In this new era of enhanced bureaucratic oversight, academic decisions taken by academics are second guessed and opposed by administrators who often have little basis in academic disciplines other than in a generalised and limited way. But I suppose The Chronicle of Higher Education does have a point when it argues in a 2009 piece, written by Gary A. Olson, Provost and Vice President for Academic Affairs at Idaho State University, entitled, Exactly What is Shared Governance, that “No one person is arbitrarily making important decisions absent the advice of key constituents; nor is decision making simply a function of a group vote. The various stakeholders participate in well-defined parts of the process.”
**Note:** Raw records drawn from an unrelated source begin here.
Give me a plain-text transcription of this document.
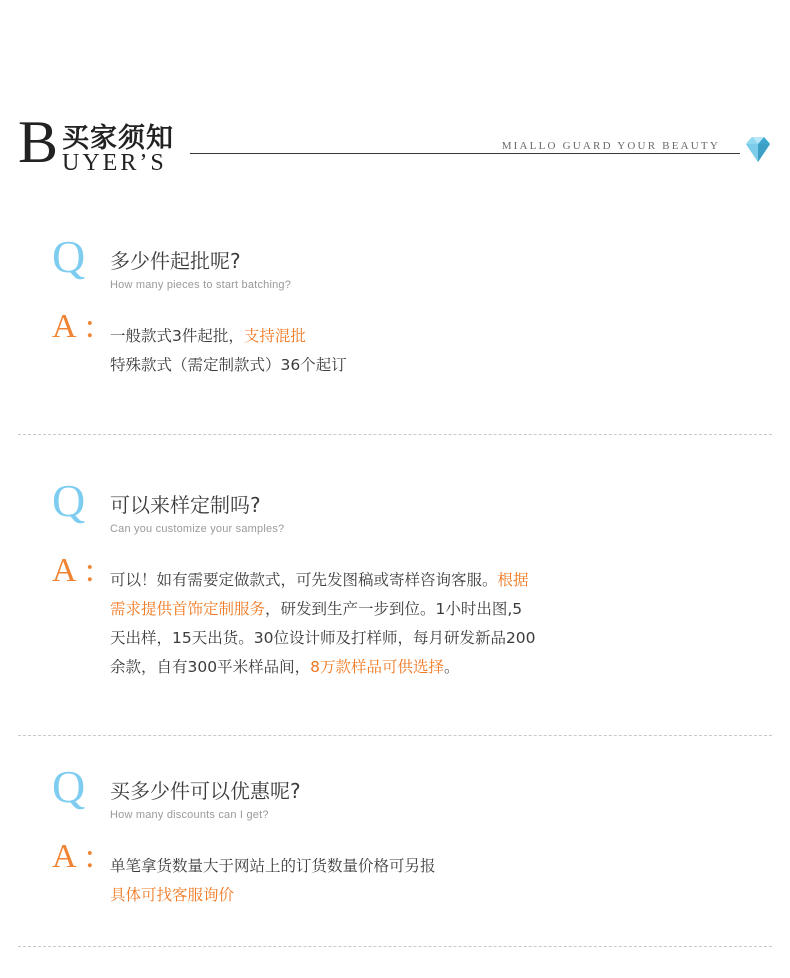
B 买家须知
UYER’S
MIALLO GUARD YOUR BEAUTY
Q 多少件起批呢?
How many pieces to start batching?
A : 一般款式3件起批，支持混批
特殊款式（需定制款式）36个起订
Q 可以来样定制吗?
Can you customize your samples?
A : 可以！如有需要定做款式，可先发图稿或寄样咨询客服。根据
需求提供首饰定制服务，研发到生产一步到位。1小时出图,5
天出样，15天出货。30位设计师及打样师，每月研发新品200
余款，自有300平米样品间，8万款样品可供选择。
Q 买多少件可以优惠呢?
How many discounts can I get?
A : 单笔拿货数量大于网站上的订货数量价格可另报
具体可找客服询价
Academics then are always participants in the strategic decision making at universities. Not alone, but important, as there are other stake holders involved, including governments, business, students and other vested interest. And it is here that academics often part company with the “others”. It is true that universities must now make more complex decisions than they did some twenty years ago given the new challenges they face, whether these challenges are from offshore universities such as the onslaught of medical universities entering the environment in Barbados for instance, reduced funding, and others. Such challenges require a sufficiently adept leadership capable of making strategic decisions in a timely manner. Yet the approach ought never to be hierarchical and elitist, excluding all but a few privileged faculty.
If I have not delivered what I promised last week, it is quite simply a function of the article taking a life of its own, my general tiredness and so perhaps, just perhaps more next week… But in the meantime, adieu to academic freedom.
(Cynthia Barrow Giles is a senior lecturer in political science at the University of the West Indies, Cave Hill Campus)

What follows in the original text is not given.